Rafka berdiri di depan cermin, menatap bayangan dirinya yang kusut.
Sudut bibirnya pecah dan lebam, Ia mengoleskan krim secara asal, untuk menyamarkan bekasnya.
Lalu tangannya turun perlahan, menyentuh balutan perban di pergelangan kirinya.
Luka itu masih baru.
Perihnya terasa menusuk. Perban yang ia lilitkan semalam kini basah di beberapa bagian, menempel pada kulit yang nyeri.
Tapi ia tak meringis.
Hanya menunduk sebentar… lalu menarik lengan bajunya untuk menutupinya rapat-rapat.
Ia kembali duduk di tepi ranjang. Diam.
Jemarinya meremas lutut, matanya kosong menatap lantai—seolah di sana tersimpan jawaban yang tak pernah ia temukan.
Hari ini, ia membohongi ayahnya.
Alasannya: demam ringan.
Padahal yang sebenarnya terjadi jauh lebih parah—
ia diskors dari sekolah.
Dan jika kebenaran itu sampai terbongkar, segalanya akan berubah jadi bencana.
Suara ketukan terdengar dari balik pintu.
Rafka buru-buru merebahkan diri, menarik selimut hingga menutupi seluruh tubuhnya.

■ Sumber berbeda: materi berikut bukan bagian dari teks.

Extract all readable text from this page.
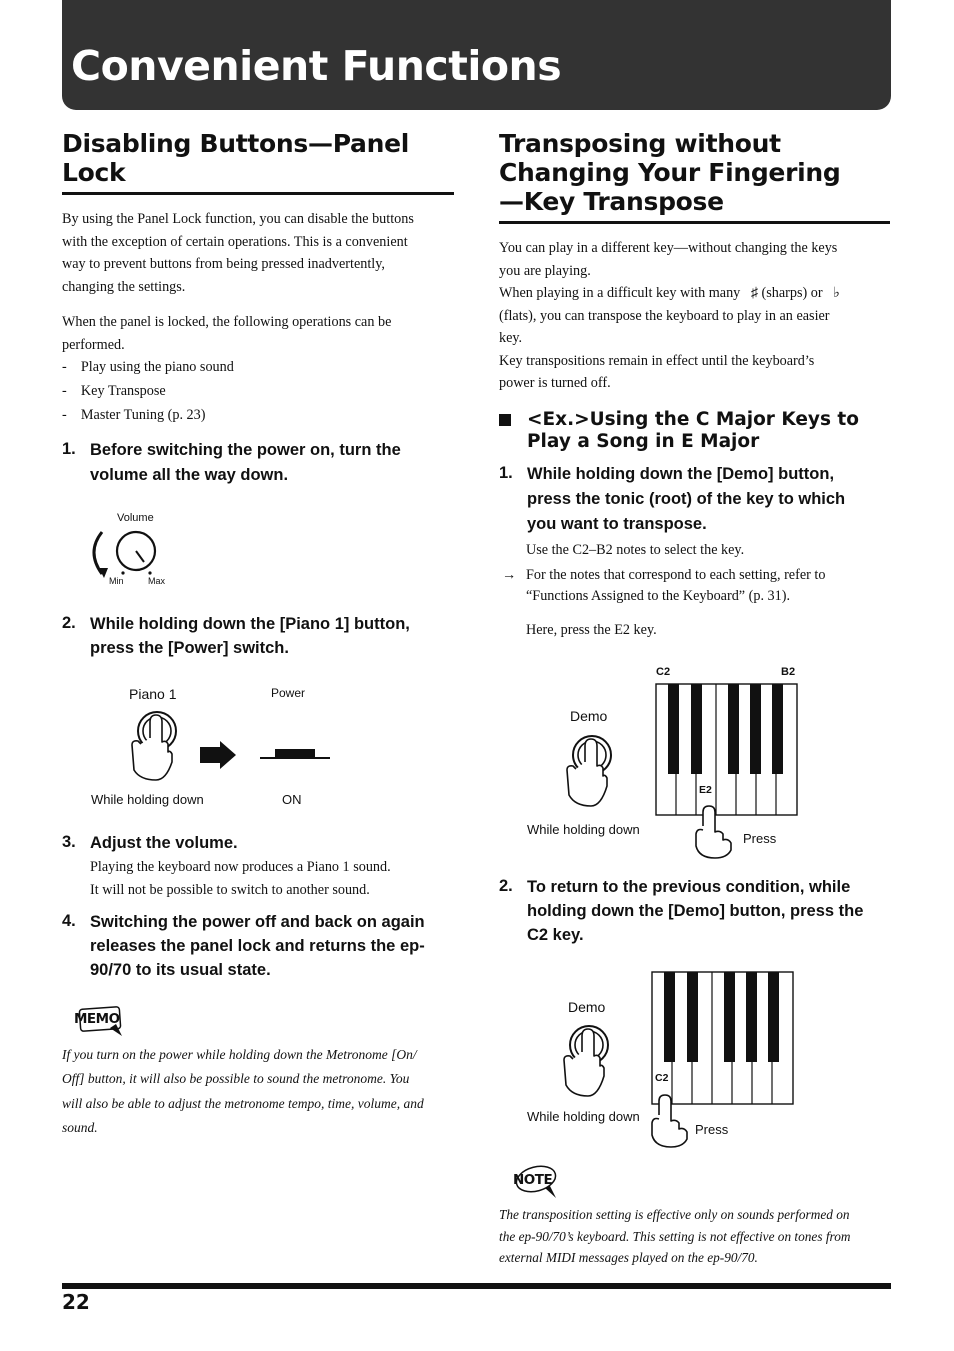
Convenient Functions
Disabling Buttons—Panel
Lock

By using the Panel Lock function, you can disable the buttons

with the exception of certain operations. This is a convenient

way to prevent buttons from being pressed inadvertently,

changing the settings.

When the panel is locked, the following operations can be

performed.

-    Play using the piano sound

-    Key Transpose

-    Master Tuning (p. 23)

1. Before switching the power on, turn the

volume all the way down.

Volume
Min	Max
2. While holding down the [Piano 1] button,

press the [Power] switch.

Piano 1	Power
While holding down	ON
3. Adjust the volume.

Playing the keyboard now produces a Piano 1 sound.

It will not be possible to switch to another sound.

4. Switching the power off and back on again

releases the panel lock and returns the ep-

90/70 to its usual state.

MEMO

If you turn on the power while holding down the Metronome [On/

Off] button, it will also be possible to sound the metronome. You

will also be able to adjust the metronome tempo, time, volume, and

sound.

Transposing without
Changing Your Fingering
—Key Transpose

You can play in a different key—without changing the keys

you are playing.

When playing in a difficult key with many ♯ (sharps) or ♭

(flats), you can transpose the keyboard to play in an easier

key.

Key transpositions remain in effect until the keyboard’s

power is turned off.

<Ex.>Using the C Major Keys to
Play a Song in E Major
1. While holding down the [Demo] button,

press the tonic (root) of the key to which

you want to transpose.

Use the C2–B2 notes to select the key.

→ For the notes that correspond to each setting, refer to

“Functions Assigned to the Keyboard” (p. 31).

Here, press the E2 key.

C2	B2
Demo
E2
While holding down
Press
2. To return to the previous condition, while

holding down the [Demo] button, press the

C2 key.

Demo
C2
While holding down
Press
NOTE

The transposition setting is effective only on sounds performed on

the ep-90/70’s keyboard. This setting is not effective on tones from

external MIDI messages played on the ep-90/70.

22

Ia menarik napas dalam, lalu menahannya.
Ketukan itu terdengar lagi, lebih pelan.
Lalu… pintu terbuka.
“Raf… gue masuk, ya.”
Rafky melangkah masuk dengan ragu, membawa segelas air dan sekotak obat penurun panas.
Pandangan matanya jatuh pada tubuh Rafka yang masih terbaring, tersembunyi di balik selimut.

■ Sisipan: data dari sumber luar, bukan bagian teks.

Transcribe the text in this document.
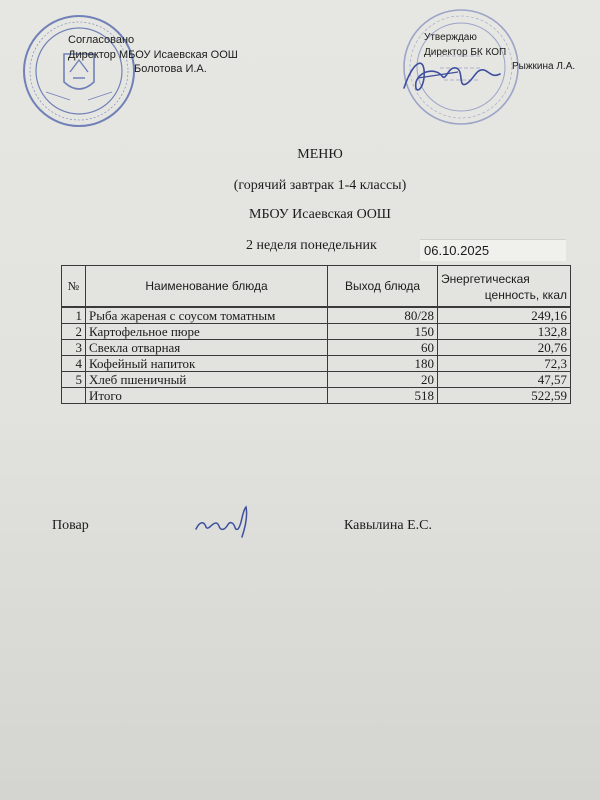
Согласовано
Директор МБОУ Исаевская ООШ
Болотова И.А.
Утверждаю
Директор БК КОП
Рыжкина Л.А.
МЕНЮ
(горячий завтрак 1-4 классы)
МБОУ Исаевская ООШ
2 неделя понедельник	06.10.2025
№	Наименование блюда	Выход блюда	Энергетическая
ценность, ккал

1	Рыба жареная с соусом томатным	80/28	249,16
2	Картофельное пюре	150	132,8
3	Свекла отварная	60	20,76
4	Кофейный напиток	180	72,3
5	Хлеб пшеничный	20	47,57
	Итого	518	522,59
Повар	Кавылина Е.С.
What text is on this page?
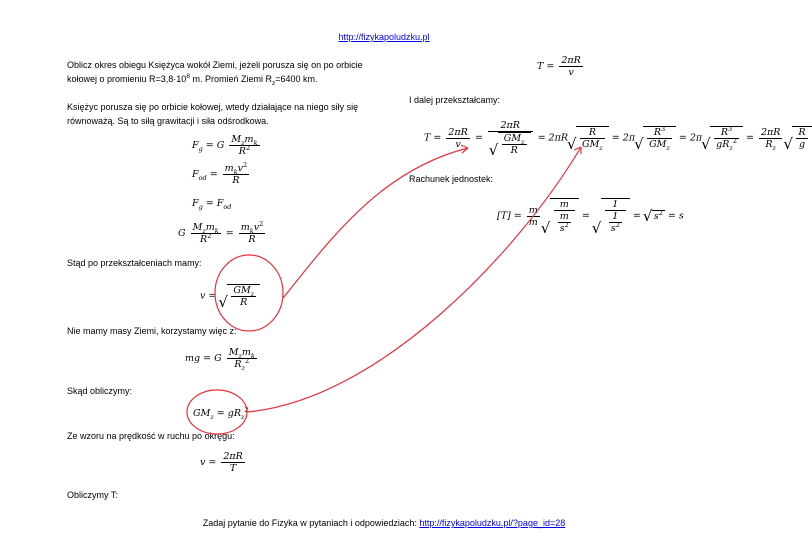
http://fizykapoludzku.pl
Oblicz okres obiegu Księżyca wokół Ziemi, jeżeli porusza się on po orbicie
kołowej o promieniu $R=3,8\cdot 10^8$ m. Promień Ziemi $R_z=6400$ km.
$T = \frac{2\pi R}{v}$
Księżyc porusza się po orbicie kołowej, wtedy działające na niego siły się
równoważą. Są to siłą grawitacji i siła odśrodkowa.
I dalej przekształcamy:
$F_g = G \frac{M_zm_k}{R^2}$	$T = \frac{2\pi R}{v} = 2\pi R$
√ $\frac{GM_z}{R} = 2\pi R$ √ $\frac{R}{GM_z} = 2\pi$ √ $\frac{R^3}{GM_z} = 2\pi$ √ $\frac{R^3}{gR_z^2} = \frac{2\pi R}{R_z}$ √ $\frac{R}{g}$
$F_{od} = \frac{m_kv^2}{R}$	Rachunek jednostek:
$F_g = F_{od}$
$[T] = \frac{m}{m}$ √ $\frac{m}{\frac{m}{s^2}}$ = √ $\frac{1}{\frac{1}{s^2}}$ = √ $s^2 = s$
G $\frac{M_zm_k}{R^2} = \frac{m_kv^2}{R}$
Stąd po przekształceniach mamy:
v = √ $\frac{GM_z}{R}$
Nie mamy masy Ziemi, korzystamy więc z:
mg = G $\frac{M_zm_k}{R_z^2}$
Skąd obliczymy:
$GM_z = gR_z^2$
Ze wzoru na prędkość w ruchu po okręgu:
$v = \frac{2\pi R}{T}$
Obliczymy T:
Zadaj pytanie do Fizyka w pytaniach i odpowiedziach: http://fizykapoludzku.pl/?page_id=28
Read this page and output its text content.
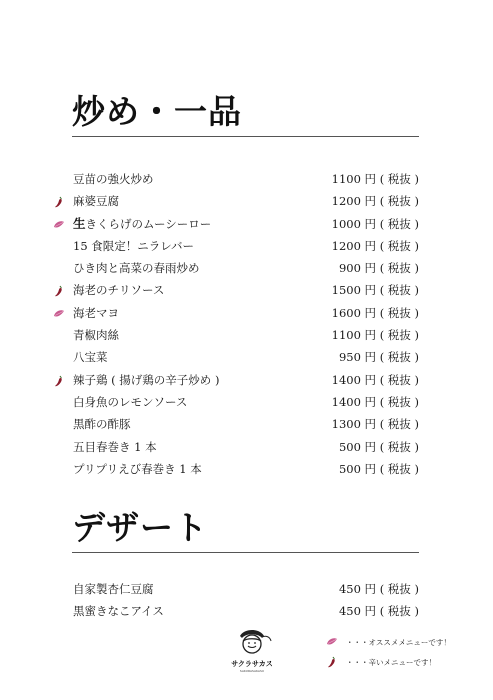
炒め・一品
豆苗の強火炒め	1100 円 ( 税抜 )
麻婆豆腐	1200 円 ( 税抜 )
生きくらげのムーシーロー	1000 円 ( 税抜 )
15 食限定！ニラレバー	1200 円 ( 税抜 )
ひき肉と高菜の春雨炒め	900 円 ( 税抜 )
海老のチリソース	1500 円 ( 税抜 )
海老マヨ	1600 円 ( 税抜 )
青椒肉絲	1100 円 ( 税抜 )
八宝菜	950 円 ( 税抜 )
辣子鶏 ( 揚げ鶏の辛子炒め )	1400 円 ( 税抜 )
白身魚のレモンソース	1400 円 ( 税抜 )
黒酢の酢豚	1300 円 ( 税抜 )
五目春巻き 1 本	500 円 ( 税抜 )
プリプリえび春巻き 1 本	500 円 ( 税抜 )
デザート
自家製杏仁豆腐	450 円 ( 税抜 )
黒蜜きなこアイス	450 円 ( 税抜 )
サクラサカス
SAKURASAKASU
・・・オススメメニューです！
・・・辛いメニューです！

“Lo beneran sakit?” tanyanya pelan. Nada suaranya datar, tapi ada sedikit kekhawatiran yang terselip di ujungnya.
Tak ada jawaban.
Rafka tetap memunggunginya, pura-pura tak mendengar.
Ia menarik selimut lebih tinggi, seolah ingin menghilang dari dunia.
Rafky melangkah pelan, meletakkan segelas air dan obat di meja kecil di samping ranjang.
Lalu, tanpa suara, ia mengulurkan tangan—menempelkan telapaknya ke dahi Rafka.
“Apaan, sih!”
Rafka menepis dengan kasar, seolah sentuhan itu sudah cukup membuatnya muak.
Rafky mengatupkan rahangnya rapat.
“Gue cuma mau ngecek,” ucapnya datar. “Tadi Ayah nanya—lo beneran demam atau gak. Gue bilang iya, lo demam.”
Hening sesaat.
“Bagus.”
Suara Rafka akhirnya terdengar, serak dan dingin.
“Lo emang paling jago… kalau soal pura-pura.”
Rafky menghela napas panjang.
Tangannya mengepal di sisi tubuh, seolah menahan sesuatu yang sudah terlalu lama mengendap.
Ia mundur selangkah, tapi pandangannya tetap tertuju ke punggung Rafka.
“Maksud lo apa?” suaranya mulai meninggi. “Lo pikir gue suka bohongin Ayah?”
Napasnya memburu, nadanya bergetar samar.
“Lo pikir gue gak capek? Terus-terusan pura-pura kayak gak ada masalah?”
Rafka tak menjawab. Matanya terpejam di balik selimut, tapi napasnya memburu—pelan.
Rafky menunduk. Jemarinya menekan pelipis, mencoba meredam emosi yang mulai meledak dari dalam dirinya.
“Coba, Raf…” Suaranya lebih pelan, tapi berat.